III. The Colorado Exoneration Act.

Colorado's Exoneration Act provides a civil remedy through which exonerated persons may obtain compensation from the State. The Act is funded by general-fund appropriations allocated to the judicial department.

To establish exoneration, the district court must find that the defendant was actually innocent of the relevant crimes and did not participate in them. A court may not reach a finding of actual innocence if the conviction was reversed or vacated because of legal insufficiency or a legal error unrelated to actual innocence. A person is likewise ineligible for compensation if he or she committed or suborned perjury during proceedings related to the case. COLO.

The statute provides successful claimants compensation for each year of incarceration, as well as for any fine, penalty, court costs, or restitution paid as a result of the wrongful conviction. It also includes a fee-shifting provision, providing reasonable attorney fees for bringing a successful claim.

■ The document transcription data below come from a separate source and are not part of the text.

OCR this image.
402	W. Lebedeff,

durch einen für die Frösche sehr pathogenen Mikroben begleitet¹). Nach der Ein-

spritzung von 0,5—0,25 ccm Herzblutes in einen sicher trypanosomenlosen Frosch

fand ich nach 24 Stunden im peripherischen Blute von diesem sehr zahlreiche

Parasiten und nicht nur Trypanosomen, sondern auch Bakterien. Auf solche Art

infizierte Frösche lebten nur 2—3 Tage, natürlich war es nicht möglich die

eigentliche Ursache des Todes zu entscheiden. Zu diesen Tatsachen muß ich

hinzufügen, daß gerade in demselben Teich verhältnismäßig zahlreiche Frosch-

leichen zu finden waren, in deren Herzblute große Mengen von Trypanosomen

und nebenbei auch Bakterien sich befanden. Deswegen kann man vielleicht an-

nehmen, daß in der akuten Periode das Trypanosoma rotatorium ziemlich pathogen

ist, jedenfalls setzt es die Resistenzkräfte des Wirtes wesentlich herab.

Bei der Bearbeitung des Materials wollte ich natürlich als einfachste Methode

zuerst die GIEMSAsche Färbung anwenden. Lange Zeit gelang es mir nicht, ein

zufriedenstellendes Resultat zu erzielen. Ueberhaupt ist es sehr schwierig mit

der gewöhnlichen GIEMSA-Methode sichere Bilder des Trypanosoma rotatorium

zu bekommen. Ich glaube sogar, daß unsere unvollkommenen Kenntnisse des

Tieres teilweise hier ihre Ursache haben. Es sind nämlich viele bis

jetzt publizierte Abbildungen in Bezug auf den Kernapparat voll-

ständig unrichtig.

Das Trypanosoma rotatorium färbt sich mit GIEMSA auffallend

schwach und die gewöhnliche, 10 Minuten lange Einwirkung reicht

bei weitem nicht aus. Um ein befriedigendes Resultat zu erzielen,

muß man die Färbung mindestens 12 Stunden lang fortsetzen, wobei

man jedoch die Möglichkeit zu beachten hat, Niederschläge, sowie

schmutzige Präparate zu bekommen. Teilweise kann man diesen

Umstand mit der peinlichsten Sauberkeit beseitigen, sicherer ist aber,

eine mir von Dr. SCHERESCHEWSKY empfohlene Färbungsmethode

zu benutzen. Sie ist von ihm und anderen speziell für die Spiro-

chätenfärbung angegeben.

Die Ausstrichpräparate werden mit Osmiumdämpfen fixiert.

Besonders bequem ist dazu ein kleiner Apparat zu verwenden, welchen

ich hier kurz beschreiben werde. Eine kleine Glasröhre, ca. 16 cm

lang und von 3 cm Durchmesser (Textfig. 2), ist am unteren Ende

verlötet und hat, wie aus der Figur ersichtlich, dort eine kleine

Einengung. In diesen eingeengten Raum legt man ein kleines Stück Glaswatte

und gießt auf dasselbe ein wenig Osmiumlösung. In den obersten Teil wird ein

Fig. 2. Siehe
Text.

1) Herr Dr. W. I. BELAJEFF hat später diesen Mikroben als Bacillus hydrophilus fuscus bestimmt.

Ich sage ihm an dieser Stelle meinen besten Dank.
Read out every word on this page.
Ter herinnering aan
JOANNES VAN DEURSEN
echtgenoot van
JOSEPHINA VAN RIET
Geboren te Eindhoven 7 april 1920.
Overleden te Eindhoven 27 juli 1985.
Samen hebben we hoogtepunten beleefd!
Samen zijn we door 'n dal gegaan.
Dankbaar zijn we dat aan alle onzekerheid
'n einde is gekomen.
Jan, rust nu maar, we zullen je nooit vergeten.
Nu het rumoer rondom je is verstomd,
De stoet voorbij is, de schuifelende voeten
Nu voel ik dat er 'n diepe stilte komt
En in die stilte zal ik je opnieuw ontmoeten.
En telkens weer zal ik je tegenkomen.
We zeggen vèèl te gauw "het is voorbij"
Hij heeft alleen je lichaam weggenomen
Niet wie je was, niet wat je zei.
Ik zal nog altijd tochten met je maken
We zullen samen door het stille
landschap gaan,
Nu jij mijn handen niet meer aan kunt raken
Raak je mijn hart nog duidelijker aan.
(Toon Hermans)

         I.          Petitioners' constitutional claim, although couched in procedural terms, depends on the assumption that criminal defendants have a substantive due process right to an automatic, unqualified judgment against the State for monetary amounts paid pursuant to an overturned conviction. Yet Petitioners neither clearly describe the contours of that claimed substantive right nor establish that it is deeply rooted in historical tradition. They have therefore failed to establish that the substantive due process doctrine grants them the right they seek to enforce in this case.

         II.        Petitioners' claim also fails under the analysis that applies to questions of procedural due process.

                                                                                      A.   The procedural claim at issue here is governed by Medina v. California. Petitioners seek to mandate, as part of the criminal process, a compensatory mechanism for criminal defendants whose convictions are overturned. Because the Medina-Patterson test applies to procedures within the criminal process, it governs this case.

                                                                                      B.   Petitioners' claim fails the Medina-Patterson test. There was no settled historical right to an automatic, unqualified monetary judgment against the State any time a criminal defendant's conviction was overturned, and the procedures of Colorado's Exoneration Act do not offend fundamental fairness in operation.

         C.        The Petitioners' claim fails for three reasons. First, because Petitioners' right to compensation is contingent and equitable, the State need only provide them an ordinary judicial process such as a civil action for damages. Second, Colorado minimizes the risk that criminal defendants will be inequitably deprived of property or liberty through numerous pre- and post-deprivation procedures. These procedures are effective, as statistics from Colorado's judicial branch demonstrate. Third, Colorado has an interest in ensuring that compensation paid to criminal defendants comports with notions of equity. The Exoneration Act serves that interest; Petitioners' claimed automatic right to compensation does not.

III. Petitioners' other miscellaneous arguments are flawed. First, Petitioners' characterization of modern practice is inaccurate, and they cannot demonstrate the sort of overwhelming consensus in favor of their position that would require setting aside the standard due process analysis. Second, Petitioners' reliance on cases decided in the tax context ignore that, in those cases, the government denied any pre­deprivation process. Those cases do not apply to the criminal context, in which defendants' rights are protected by numerous specialized procedures. Third, Colorado bears the burden to prove criminal liability beyond a reasonable doubt. Petitioners' argument to the contrary fails to distinguish between criminal trials and procedures for awarding compensation to criminal defendants. Fourth, the monetary assessments at issue here cannot all be described as fines or penalties. They each serve distinct purposes unrelated to criminal punishment. Most significantly, Petitioners fail to recognize the unique nature of restitution, for which Petitioners' proposed automatic refunds are particularly inappropriate.



The judgment of the Colorado Supreme Court should be affirmed.